While I can’t be sure that some unforeseen calamity won’t find it’s way to my doorstep as I enter my 40s, I’m pretty certain that I’m not going to have a midlife crisis. Here’s what I know about that confusing and often painful phase of life: adults who are somewhere between 35-45 (give or take) go into crisis mode after years spent suppressing or not giving expression to integral parts of themselves. Then one day when that unlived life can no longer be denied, the accompanying unfulfilled desires steamroll their way to the forefront of their consciousness.

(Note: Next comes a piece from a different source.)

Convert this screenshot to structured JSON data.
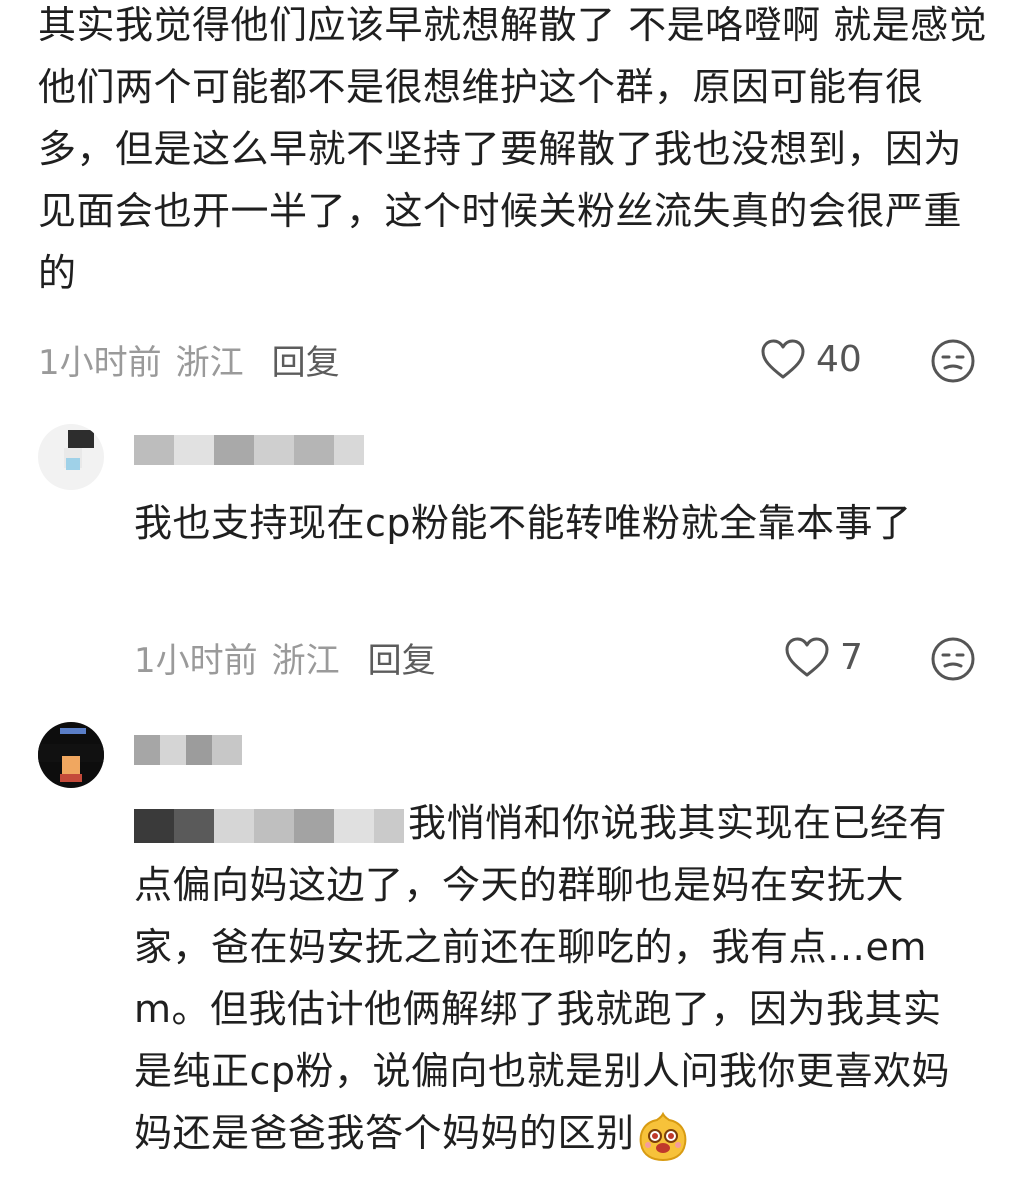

For example the accountant who dreamed of being a painter in her youth feels that she’s wasted her life doing work that had no personal meaning. Or the ambitious businessperson who forgoes a once thriving career to raise children only to wonder obsessively what could have been if only….

This of course doesn’t happen to everyone and here’s how I know it’s not likely to happen to me—because I have not been able to successfully suppress or deny any part of myself—ever—not even when it might have benefited me careerwise to do so. While I still have much to learn and work on, to my credit, I’ve always wrestled openly and honestly with my conflicting life goals and competing needs, wants and desires. At the end of each day, how I truly feels always gets expressed in some way shape or form. It’s impossible for me to lie to myself. I know that I am a bundle of contradictions. I crave independence, yet loved punching a time clock. I'm a devourer of literary fiction who writes romance novels and confessions. The list goes on. I want more things than perhaps can be accomplished in one lifetime.

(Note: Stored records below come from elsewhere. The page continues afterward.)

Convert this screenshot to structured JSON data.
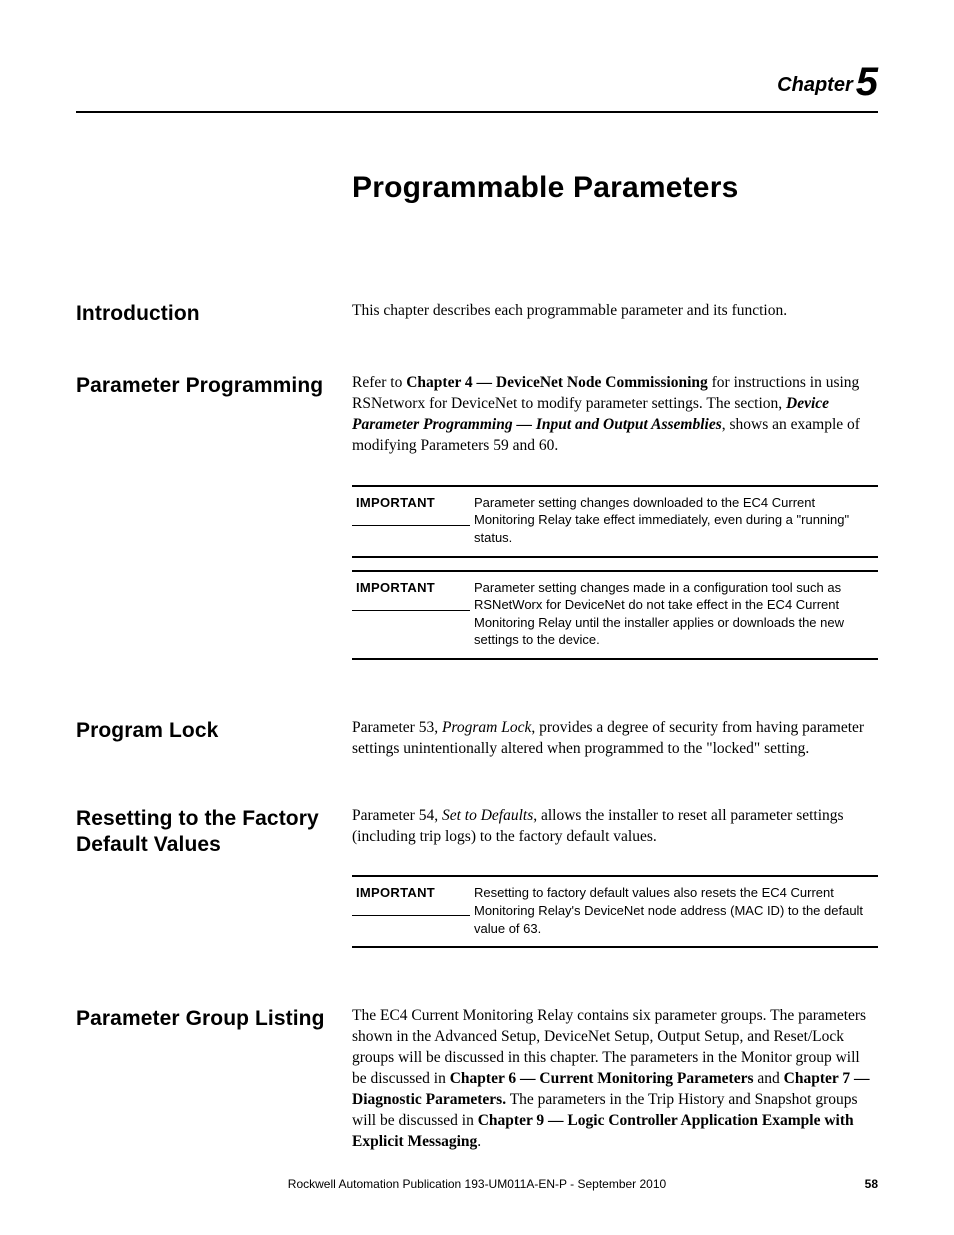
{
  "chapter": {
    "label": "Chapter",
    "number": "5",
    "title": "Programmable Parameters"
  },
  "sections": {
    "introduction": {
      "heading": "Introduction",
      "body": "This chapter describes each programmable parameter and its function."
    },
    "parameter_programming": {
      "heading": "Parameter Programming",
      "body_prefix": "Refer to ",
      "body_bold1": "Chapter 4 — DeviceNet Node Commissioning",
      "body_mid1": " for instructions in using RSNetworx for DeviceNet to modify parameter settings. The section, ",
      "body_bolditalic": "Device Parameter Programming — Input and Output Assemblies",
      "body_suffix": ", shows an example of modifying Parameters 59 and 60.",
      "important1": {
        "label": "IMPORTANT",
        "text": "Parameter setting changes downloaded to the EC4 Current Monitoring Relay take effect immediately, even during a \"running\" status."
      },
      "important2": {
        "label": "IMPORTANT",
        "text": "Parameter setting changes made in a configuration tool such as RSNetWorx for DeviceNet do not take effect in the EC4 Current Monitoring Relay until the installer applies or downloads the new settings to the device."
      }
    },
    "program_lock": {
      "heading": "Program Lock",
      "body_prefix": "Parameter 53, ",
      "body_italic": "Program Lock",
      "body_suffix": ", provides a degree of security from having parameter settings unintentionally altered when programmed to the \"locked\" setting."
    },
    "resetting": {
      "heading": "Resetting to the Factory Default Values",
      "body_prefix": "Parameter 54, ",
      "body_italic": "Set to Defaults",
      "body_suffix": ", allows the installer to reset all parameter settings (including trip logs) to the factory default values.",
      "important": {
        "label": "IMPORTANT",
        "text": "Resetting to factory default values also resets the EC4 Current Monitoring Relay's DeviceNet node address (MAC ID) to the default value of 63."
      }
    },
    "group_listing": {
      "heading": "Parameter Group Listing",
      "p1": "The EC4 Current Monitoring Relay contains six parameter groups. The parameters shown in the Advanced Setup, DeviceNet Setup, Output Setup, and Reset/Lock groups will be discussed in this chapter. The parameters in the Monitor group will be discussed in ",
      "b1": "Chapter 6 — Current Monitoring Parameters",
      "p2": " and ",
      "b2": "Chapter 7 — Diagnostic Parameters.",
      "p3": " The parameters in the Trip History and Snapshot groups will be discussed in ",
      "b3": "Chapter 9 — Logic Controller Application Example with Explicit Messaging",
      "p4": "."
    }
  },
  "footer": {
    "text": "Rockwell Automation Publication 193-UM011A-EN-P - September 2010",
    "page": "58"
  }
}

So recently when I went into super ambitious mode (meaning I grabbed a notebook and wrote down several new goals that I’d like to accomplish) I paused when I realized the new stuff would take time and energy away from the projects I already had on the table. In the past if I encountered a conflict of career interests, I’ve been known to stop what I was currently doing to make way for the new. However this time I had a revelation. I would keep those new goals in mind to pursue if and only if I first put more effort and time into getting what I need from what I already have. In other words, I’m living Plan A. The newly recorded ambitions are now Plans B, C and so on.

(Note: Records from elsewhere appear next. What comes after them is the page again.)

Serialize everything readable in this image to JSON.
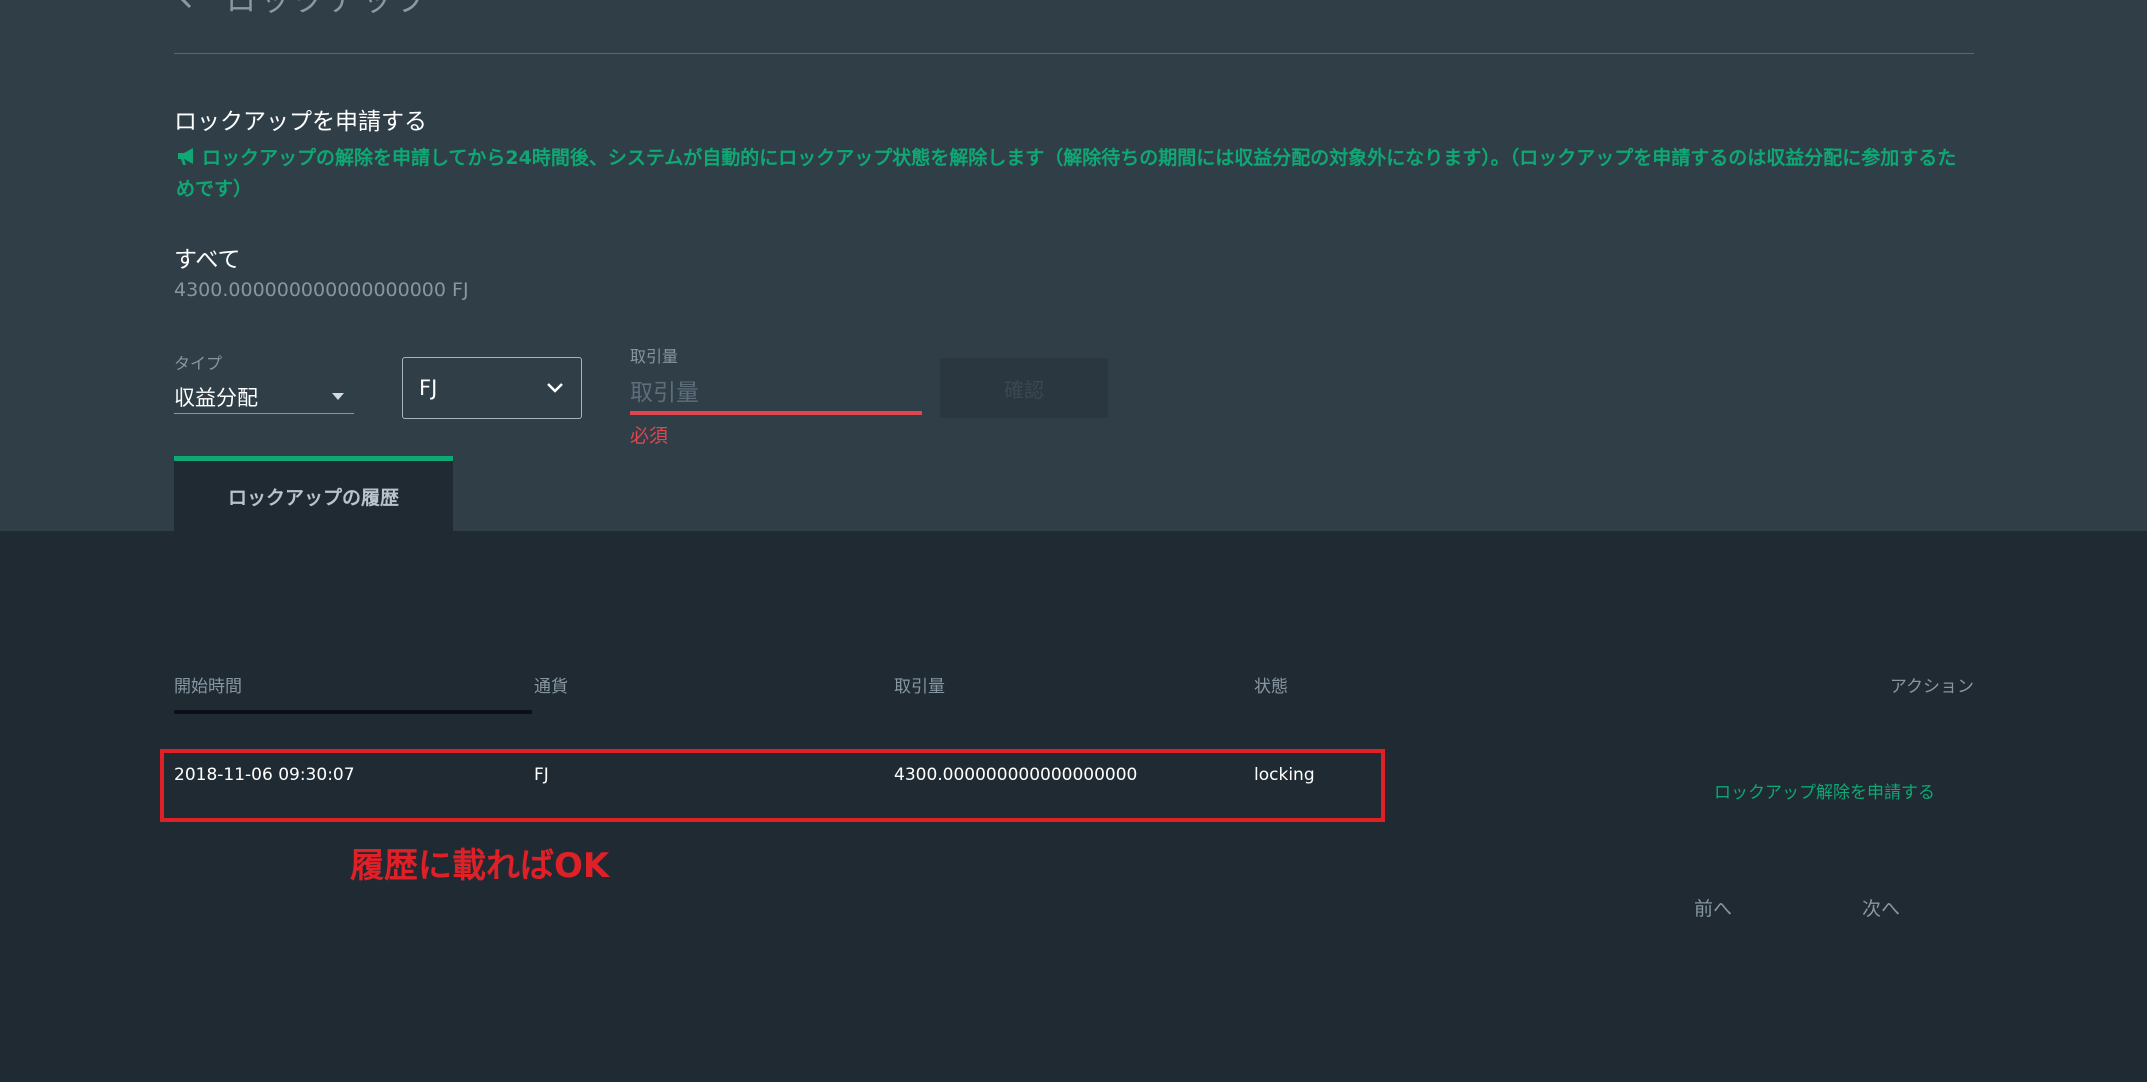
{
  "header": {
    "title": "ロックアップ"
  },
  "lockup_form": {
    "section_title": "ロックアップを申請する",
    "notice": "ロックアップの解除を申請してから24時間後、システムが自動的にロックアップ状態を解除します（解除待ちの期間には収益分配の対象外になります）。（ロックアップを申請するのは収益分配に参加するためです）",
    "all_label": "すべて",
    "all_value": "4300.000000000000000000 FJ",
    "type_label": "タイプ",
    "type_value": "収益分配",
    "currency_value": "FJ",
    "amount_label": "取引量",
    "amount_placeholder": "取引量",
    "amount_value": "",
    "required_msg": "必須",
    "confirm_label": "確認"
  },
  "tabs": [
    {
      "label": "ロックアップの履歴",
      "active": true
    }
  ],
  "history_table": {
    "columns": [
      "開始時間",
      "通貨",
      "取引量",
      "状態",
      "アクション"
    ],
    "rows": [
      {
        "start_time": "2018-11-06 09:30:07",
        "currency": "FJ",
        "amount": "4300.000000000000000000",
        "status": "locking",
        "action": "ロックアップ解除を申請する"
      }
    ]
  },
  "annotation": "履歴に載ればOK",
  "pagination": {
    "prev": "前へ",
    "next": "次へ"
  },
  "colors": {
    "accent": "#0fa773",
    "error": "#e0464f",
    "annotation": "#e02027",
    "top_background": "#2f3e47",
    "bottom_background": "#1f2a33"
  }
}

I like this because there is no denial, no suppression, nothing to fuel an identity crisis of any sort. It’s just an honest, healthy choice based on acute self-awareness. The answer is not that I can’t have B or C, it’s just that I can’t have them right now because I’m busy doing something else and there’s a conflict. Sometimes choices have to be made since realistically we can’t have it all--not all at once anyway.

The answer for me, in this case is sequencing. Should I not get what I need from Plan A within a specified period of time, then the next step is right there waiting for me.